You absolutely can not judge what the possible ST throughput of a given core would be if the SMT transistor count cost was dedicated to ST throughput by turning off SMT of the existing core.
You absolutely 100% can do that for each and every piece of coding you write or just run.
Intel PCM will show you how many instructions per cycle a piece of software will use and there is no way for it to use any more than that unless you come up with a radical new way of coding that piece of code.
(And this is just an example other coding tools allow for a much deeper analysis)
The Intel® Performance Counter Monitor provides sample C++ routines and utilities to estimate the internal resource utilization of the latest Intel® Xeon® and Core™ processors and gain a significant performance boost.
All the CPU makers know how much IPC general code can use and make their CPU cores accordingly.

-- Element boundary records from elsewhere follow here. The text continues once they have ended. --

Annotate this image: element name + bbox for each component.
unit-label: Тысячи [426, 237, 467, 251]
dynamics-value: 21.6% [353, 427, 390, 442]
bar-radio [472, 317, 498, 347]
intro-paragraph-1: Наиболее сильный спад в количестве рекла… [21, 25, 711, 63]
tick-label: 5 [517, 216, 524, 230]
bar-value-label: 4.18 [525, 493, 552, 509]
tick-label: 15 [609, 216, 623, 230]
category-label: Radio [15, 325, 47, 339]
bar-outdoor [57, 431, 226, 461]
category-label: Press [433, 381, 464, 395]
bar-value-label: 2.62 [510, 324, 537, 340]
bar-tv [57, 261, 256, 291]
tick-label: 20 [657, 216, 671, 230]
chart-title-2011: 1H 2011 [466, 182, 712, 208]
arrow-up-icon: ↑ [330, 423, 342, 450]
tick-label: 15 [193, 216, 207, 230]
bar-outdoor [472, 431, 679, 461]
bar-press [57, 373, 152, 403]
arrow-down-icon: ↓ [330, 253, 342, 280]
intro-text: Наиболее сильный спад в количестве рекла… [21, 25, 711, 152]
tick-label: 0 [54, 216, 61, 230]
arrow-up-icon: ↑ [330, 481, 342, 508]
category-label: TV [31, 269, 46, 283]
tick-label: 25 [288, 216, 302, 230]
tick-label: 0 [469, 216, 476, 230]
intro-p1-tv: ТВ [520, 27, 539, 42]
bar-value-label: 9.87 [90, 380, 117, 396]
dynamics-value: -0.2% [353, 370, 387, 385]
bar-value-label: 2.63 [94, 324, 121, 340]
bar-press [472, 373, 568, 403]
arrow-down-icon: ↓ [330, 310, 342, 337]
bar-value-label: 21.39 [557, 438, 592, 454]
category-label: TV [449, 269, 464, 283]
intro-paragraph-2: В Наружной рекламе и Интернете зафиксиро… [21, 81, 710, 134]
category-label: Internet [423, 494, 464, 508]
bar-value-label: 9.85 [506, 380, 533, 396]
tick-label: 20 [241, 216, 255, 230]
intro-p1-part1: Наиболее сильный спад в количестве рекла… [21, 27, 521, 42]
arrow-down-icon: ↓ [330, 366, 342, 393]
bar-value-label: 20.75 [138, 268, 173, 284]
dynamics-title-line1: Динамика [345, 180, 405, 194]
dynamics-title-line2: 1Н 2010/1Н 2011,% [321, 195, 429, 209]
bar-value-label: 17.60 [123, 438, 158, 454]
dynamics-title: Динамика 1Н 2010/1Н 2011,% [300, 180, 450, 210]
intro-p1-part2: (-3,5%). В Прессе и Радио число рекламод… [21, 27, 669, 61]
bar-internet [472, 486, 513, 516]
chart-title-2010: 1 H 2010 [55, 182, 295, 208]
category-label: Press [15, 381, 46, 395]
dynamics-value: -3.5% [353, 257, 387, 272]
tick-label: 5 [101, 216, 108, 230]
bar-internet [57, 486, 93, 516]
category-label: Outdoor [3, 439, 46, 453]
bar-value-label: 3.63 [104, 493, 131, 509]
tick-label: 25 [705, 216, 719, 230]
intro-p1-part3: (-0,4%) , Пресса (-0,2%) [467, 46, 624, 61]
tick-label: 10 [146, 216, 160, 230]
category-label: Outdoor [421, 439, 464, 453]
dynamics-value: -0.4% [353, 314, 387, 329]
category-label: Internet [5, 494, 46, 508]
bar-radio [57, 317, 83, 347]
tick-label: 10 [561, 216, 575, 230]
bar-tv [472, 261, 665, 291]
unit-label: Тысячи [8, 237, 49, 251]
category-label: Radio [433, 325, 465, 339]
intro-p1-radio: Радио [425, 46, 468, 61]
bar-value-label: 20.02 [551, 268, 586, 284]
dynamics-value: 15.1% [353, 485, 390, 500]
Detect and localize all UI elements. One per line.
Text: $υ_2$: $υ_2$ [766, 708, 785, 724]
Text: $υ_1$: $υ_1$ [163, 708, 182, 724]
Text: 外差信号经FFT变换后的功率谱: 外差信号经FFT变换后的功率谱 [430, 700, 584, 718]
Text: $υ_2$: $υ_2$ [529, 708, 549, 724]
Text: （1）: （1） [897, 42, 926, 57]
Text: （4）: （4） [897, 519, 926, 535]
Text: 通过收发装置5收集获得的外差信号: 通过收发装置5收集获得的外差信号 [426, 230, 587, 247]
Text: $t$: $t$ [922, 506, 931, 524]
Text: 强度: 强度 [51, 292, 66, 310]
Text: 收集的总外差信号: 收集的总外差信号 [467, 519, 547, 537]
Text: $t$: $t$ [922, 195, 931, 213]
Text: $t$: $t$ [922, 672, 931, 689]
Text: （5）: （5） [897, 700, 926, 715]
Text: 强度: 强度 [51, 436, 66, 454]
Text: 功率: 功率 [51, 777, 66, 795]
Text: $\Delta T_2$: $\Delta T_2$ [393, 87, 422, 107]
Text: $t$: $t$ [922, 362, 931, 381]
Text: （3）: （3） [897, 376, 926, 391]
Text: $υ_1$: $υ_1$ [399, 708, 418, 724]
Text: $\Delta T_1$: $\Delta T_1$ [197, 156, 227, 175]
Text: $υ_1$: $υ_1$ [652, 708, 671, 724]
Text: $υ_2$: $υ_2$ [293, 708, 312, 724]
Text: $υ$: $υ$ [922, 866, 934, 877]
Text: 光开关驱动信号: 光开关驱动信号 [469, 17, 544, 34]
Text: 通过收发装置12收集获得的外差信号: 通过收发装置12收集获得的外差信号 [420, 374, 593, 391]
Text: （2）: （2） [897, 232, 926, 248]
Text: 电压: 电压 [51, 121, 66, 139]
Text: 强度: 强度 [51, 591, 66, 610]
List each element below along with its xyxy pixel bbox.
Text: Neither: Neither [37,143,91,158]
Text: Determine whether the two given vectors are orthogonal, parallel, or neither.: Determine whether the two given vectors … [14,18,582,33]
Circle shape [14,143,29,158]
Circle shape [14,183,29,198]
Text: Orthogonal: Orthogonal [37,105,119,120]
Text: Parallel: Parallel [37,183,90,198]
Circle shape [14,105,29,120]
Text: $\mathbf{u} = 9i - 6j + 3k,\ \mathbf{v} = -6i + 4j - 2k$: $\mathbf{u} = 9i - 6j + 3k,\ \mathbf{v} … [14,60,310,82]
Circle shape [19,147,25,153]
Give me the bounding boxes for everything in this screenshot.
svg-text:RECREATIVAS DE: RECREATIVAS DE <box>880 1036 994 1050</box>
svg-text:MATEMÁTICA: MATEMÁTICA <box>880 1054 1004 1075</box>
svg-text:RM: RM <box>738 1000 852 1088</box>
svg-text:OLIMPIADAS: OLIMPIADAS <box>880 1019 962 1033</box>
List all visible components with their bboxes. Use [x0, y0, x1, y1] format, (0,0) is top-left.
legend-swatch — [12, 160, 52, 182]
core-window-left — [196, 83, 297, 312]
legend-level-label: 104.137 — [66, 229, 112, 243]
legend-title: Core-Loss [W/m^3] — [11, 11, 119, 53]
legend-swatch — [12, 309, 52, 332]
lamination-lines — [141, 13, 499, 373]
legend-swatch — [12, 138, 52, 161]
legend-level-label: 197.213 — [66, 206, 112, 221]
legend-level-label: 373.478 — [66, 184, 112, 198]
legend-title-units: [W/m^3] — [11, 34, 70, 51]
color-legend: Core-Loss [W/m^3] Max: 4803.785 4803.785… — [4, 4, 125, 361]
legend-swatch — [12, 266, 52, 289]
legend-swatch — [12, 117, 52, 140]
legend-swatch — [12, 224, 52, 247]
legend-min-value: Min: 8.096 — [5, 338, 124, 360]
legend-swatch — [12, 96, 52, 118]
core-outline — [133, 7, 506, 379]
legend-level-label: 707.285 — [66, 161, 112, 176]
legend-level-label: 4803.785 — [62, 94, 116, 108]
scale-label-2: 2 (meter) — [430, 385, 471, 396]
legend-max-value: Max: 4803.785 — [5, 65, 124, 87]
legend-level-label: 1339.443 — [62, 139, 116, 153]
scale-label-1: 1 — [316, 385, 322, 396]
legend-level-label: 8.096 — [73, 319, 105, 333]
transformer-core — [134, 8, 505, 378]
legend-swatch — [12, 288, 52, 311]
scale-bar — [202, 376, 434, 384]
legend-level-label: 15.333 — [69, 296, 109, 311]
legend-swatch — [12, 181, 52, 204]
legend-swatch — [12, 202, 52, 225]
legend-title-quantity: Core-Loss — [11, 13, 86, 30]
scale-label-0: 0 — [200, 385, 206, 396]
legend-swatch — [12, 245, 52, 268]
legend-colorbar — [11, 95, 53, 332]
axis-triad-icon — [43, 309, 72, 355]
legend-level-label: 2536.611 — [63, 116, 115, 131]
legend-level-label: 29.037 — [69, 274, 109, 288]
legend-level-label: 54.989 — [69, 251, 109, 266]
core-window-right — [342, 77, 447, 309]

That's why servers have four way SMT because they use way more much "narrower" threads and desktops only use two way SMT because we use heavier threads in general.
Doesn't SMT help single threaded performance indirectly by masking memory latency as well? I read that somewhere a long time ago, that if a core is processing a thread and it stalls for whatever reason, the other thread can continue the process.
Is that true?
You are already talking about at least two threads, or the same thread cloned on two hardware threads, so you answered your own question.
HT brings 33% more performance in Raptor lake CPUs. There is A LOT of resources used for that and potentially big opportunity to improve ST performance when abandoning hyperthreading. There is no point for it in consumer computers any more, now that we have a lot of cores available and even more smaller cores.
HT brings 33% on average but also much more or much less depending on what you run, and that is because it's not using a lot of resources but because a lot of threads leave a lot of resources unused...
HT uses the UNUSED resources that the first thread leaves untouched, and it leaves them untouched because there is no way for that thread to use them, making the core have even more resources available for the first thread is not going to make that thread use more resources it will just leave even more resources untouched.
We know this stuff for 20 years already.